Department of Physics and Department of Mathematics and Statistics, Wake Forest University, 1834 Wake Forest Road, Winston-Salem, North Carolina 27109, USA.
Department of Physics and Department of Computer Science, Wake Forest University, 1834 Wake Forest Road, Winston-Salem, North Carolina 27109, USA.
Phys Rev E. 2018 Aug;98(2-1):023307. doi: 10.1103/PhysRevE.98.023307.
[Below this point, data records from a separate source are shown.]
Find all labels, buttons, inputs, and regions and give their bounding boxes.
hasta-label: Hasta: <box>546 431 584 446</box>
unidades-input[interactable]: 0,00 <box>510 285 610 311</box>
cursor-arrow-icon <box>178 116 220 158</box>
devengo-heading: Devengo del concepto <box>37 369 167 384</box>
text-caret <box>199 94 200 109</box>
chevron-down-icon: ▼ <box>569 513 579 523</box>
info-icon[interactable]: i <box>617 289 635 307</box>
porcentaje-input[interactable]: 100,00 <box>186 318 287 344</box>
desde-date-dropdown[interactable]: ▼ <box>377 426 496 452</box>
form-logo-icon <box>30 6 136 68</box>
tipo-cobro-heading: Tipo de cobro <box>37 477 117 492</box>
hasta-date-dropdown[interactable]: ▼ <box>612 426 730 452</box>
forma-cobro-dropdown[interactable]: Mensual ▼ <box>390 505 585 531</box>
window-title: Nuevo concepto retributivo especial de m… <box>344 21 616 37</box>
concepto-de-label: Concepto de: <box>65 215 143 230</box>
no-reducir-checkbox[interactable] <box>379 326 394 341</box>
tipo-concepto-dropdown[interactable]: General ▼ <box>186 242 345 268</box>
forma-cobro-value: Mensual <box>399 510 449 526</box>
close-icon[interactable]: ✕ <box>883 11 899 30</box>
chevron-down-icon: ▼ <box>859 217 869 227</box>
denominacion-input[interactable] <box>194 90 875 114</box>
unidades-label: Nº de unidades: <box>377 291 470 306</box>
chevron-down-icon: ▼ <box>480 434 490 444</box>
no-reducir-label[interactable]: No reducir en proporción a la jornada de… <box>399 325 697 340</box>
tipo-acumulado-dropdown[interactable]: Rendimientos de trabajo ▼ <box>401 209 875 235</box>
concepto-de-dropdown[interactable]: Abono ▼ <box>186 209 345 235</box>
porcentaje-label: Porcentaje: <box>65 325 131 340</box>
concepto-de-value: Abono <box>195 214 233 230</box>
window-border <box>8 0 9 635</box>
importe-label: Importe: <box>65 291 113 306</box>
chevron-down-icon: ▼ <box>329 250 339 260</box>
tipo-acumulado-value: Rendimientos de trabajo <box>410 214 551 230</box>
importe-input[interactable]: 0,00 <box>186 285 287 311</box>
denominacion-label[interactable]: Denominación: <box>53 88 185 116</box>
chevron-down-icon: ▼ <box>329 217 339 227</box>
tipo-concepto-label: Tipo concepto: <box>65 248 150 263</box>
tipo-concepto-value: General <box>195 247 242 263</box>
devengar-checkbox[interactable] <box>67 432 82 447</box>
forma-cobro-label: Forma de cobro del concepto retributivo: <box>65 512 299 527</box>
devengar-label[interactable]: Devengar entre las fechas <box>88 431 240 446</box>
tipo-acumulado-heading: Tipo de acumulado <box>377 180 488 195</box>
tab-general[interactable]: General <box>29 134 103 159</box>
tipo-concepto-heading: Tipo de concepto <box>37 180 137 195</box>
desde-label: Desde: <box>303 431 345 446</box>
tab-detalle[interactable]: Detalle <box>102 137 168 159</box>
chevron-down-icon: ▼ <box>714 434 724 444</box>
Here we present a time-dependent correlation method that provides insight into how long a system takes to grow into its equal-time (Pearson) correlation. We also show a usage of an extant time-lagged correlation method that indicates the time for parts of a system to become decorrelated, relative to equal-time correlation. Given a completed simulation (or set of simulations), these tools estimate (i) how long of a simulation of the same system would be sufficient to observe the same correlated motions, (ii) if patterns of observed correlated motions indicate events beyond the timescale of the simulation, and (iii) how long of a simulation is needed to observe these longer timescale events. We view this method as a decision-support tool that will aid researchers in determining necessary sampling times. In principle, this tool is extendable to any multidimensional time series data with a notion of correlated fluctuations; however, here we limit our discussion to data from molecular-dynamics simulations.
在这里,我们提出了一种时变相关方法,可以深入了解系统需要多长时间才能发展成其等时(Pearson)相关。我们还展示了一种现有时滞相关方法的用法,该方法表明系统各部分相对于等时相关变得去相关所需的时间。对于已完成的模拟(或模拟集),这些工具可以估计:(i)相同系统的模拟需要多长时间才能观察到相同的相关运动;(ii)观察到的相关运动模式是否指示了超出模拟时间尺度的事件;(iii)需要多长时间的模拟才能观察到这些更长时间尺度的事件。我们将这种方法视为一种决策支持工具,将帮助研究人员确定必要的采样时间。原则上,这种工具可以扩展到任何具有相关波动概念的多维时间序列数据;但是,在这里,我们将讨论限制在来自分子动力学模拟的数据。